Расскажу про Таньку. Потому что Танька вообще необычная из девиц. После восьмого класса она строевым шагом отправилась осваивать привлекательную профессию «водитель троллейбуса с умением выполнять слесарные работы», каковую и получила через пару буквально лет. Неизвестно, то ли слесарные работы она выполняла недостаточно умело, то ли что, но карьера водителя троллейбуса у нее не задалась, зато она познакомилась «на маршруте» с будущим мужем, пареньком Антошкой, в душе эстетом.
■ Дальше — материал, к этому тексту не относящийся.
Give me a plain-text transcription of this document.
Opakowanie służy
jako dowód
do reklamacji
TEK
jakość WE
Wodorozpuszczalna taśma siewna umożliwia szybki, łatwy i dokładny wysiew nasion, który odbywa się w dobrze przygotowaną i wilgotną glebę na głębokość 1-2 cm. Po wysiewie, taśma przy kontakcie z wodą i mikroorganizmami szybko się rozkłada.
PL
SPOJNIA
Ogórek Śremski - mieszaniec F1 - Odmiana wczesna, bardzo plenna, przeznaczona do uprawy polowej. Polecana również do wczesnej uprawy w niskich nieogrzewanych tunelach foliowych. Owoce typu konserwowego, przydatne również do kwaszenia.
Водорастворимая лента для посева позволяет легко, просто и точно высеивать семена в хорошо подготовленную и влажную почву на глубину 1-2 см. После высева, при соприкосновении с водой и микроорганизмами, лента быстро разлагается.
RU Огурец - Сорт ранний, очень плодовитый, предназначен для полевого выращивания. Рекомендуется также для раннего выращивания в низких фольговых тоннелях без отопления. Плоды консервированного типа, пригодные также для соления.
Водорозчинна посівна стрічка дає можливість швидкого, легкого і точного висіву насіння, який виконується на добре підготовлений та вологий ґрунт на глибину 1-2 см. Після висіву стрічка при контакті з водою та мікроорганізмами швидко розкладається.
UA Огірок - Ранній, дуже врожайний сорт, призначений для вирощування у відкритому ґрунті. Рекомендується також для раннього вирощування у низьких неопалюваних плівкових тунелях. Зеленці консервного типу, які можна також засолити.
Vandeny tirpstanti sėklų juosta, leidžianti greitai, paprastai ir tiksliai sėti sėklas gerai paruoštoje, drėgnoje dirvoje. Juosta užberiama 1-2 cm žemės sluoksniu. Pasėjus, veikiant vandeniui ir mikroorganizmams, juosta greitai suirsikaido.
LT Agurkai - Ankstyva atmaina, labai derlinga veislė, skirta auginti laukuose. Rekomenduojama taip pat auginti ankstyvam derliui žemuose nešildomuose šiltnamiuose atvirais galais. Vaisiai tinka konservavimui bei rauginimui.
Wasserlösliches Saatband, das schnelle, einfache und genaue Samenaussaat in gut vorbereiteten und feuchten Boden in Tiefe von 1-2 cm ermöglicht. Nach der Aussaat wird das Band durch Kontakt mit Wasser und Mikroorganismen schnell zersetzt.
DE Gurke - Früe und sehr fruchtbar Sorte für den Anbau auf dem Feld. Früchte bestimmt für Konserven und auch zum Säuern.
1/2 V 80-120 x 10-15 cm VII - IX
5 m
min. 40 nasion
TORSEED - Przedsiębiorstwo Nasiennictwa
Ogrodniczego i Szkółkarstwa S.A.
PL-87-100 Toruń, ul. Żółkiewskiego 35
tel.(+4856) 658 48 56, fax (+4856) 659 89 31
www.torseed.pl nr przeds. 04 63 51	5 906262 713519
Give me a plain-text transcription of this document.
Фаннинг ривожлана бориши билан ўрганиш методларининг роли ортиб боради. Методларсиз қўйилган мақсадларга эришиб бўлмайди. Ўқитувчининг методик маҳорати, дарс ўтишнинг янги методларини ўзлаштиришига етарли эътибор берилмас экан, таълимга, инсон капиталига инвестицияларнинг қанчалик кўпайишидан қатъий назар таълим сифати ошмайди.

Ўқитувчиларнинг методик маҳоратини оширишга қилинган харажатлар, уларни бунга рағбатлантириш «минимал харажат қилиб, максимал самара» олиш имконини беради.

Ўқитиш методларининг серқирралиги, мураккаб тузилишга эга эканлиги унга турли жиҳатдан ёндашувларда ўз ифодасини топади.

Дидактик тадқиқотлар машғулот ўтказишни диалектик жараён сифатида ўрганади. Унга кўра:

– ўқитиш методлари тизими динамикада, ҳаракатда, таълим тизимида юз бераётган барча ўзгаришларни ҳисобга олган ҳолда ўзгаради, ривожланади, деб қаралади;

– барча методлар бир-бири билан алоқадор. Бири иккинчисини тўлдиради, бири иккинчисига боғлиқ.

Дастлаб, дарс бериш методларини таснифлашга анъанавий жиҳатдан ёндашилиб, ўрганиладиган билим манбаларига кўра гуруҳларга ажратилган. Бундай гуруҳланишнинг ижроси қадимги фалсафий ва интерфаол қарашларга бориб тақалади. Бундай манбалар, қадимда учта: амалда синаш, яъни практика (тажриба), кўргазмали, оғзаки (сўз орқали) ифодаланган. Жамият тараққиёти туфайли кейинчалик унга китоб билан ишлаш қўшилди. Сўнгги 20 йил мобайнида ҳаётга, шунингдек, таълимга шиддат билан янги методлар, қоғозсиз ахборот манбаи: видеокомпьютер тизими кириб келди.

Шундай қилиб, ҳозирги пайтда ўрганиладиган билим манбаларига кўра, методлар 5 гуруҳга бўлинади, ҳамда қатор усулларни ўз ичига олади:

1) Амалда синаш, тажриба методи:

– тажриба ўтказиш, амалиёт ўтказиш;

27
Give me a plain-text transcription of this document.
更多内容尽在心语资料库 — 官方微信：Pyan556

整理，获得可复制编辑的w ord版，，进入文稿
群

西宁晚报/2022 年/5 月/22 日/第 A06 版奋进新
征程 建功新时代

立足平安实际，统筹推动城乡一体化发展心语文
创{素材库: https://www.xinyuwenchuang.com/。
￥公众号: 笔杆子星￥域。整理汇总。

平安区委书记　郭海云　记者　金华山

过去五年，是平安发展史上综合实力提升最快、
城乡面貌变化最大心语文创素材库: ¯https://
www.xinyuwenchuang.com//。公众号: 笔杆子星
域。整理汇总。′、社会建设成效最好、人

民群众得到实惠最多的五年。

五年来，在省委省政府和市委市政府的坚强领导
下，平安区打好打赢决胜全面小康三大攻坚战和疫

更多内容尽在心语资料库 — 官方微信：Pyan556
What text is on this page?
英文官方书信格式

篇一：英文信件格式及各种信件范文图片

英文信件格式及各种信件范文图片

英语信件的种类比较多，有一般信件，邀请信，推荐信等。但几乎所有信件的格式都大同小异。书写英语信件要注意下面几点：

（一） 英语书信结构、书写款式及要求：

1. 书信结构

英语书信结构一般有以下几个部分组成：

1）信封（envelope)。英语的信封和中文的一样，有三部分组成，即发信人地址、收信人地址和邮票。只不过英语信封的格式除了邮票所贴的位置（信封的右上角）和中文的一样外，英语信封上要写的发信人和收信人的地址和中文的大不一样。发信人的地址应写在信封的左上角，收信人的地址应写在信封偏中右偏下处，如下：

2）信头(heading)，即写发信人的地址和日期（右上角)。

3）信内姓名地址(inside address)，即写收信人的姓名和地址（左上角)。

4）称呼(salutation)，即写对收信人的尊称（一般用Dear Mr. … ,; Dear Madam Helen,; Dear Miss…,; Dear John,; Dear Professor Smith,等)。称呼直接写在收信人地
Танька — видная девушка, с хорошей плотной косой, и оранжевый цвет жилета ей шел необычайно. Хорош был и паренек Антошка — ровный румянец через скульптурно вылепленную щеку, плакатный разворот плеч. Один лишь единственный имел он недостаток: был вор. Обыкновенный вор, не элита, простой квартирный, правда — с огоньком. Творчески подходил к любимому делу, не ограничиваясь банальным взломом дверей монтировкой. Более всего ему удавался трюк с боевым котом Григорием и флаконом валерьянки. Антошка имитировал, допустим, покупку какой-то крупной вещи, автомобиля, афганского ковра, мебельной стенки или дачного участка, отдавал хозяевам деньги, обильно сбрызнутые валерьянкой, привлекательной для котов. Далее прозрачно — Григорий, привозимый на следующий день в пустую квартиру, по запаху находил спрятанные суммы, в награду получал кус телячьей печени, до которой имел природную склонность. Антошка же радостно воссоединялся с пахнущими чужим горем деньгами, крупную же вещь выгодно продавал, афганский ковер, правда, оставил — как был в душе эстет.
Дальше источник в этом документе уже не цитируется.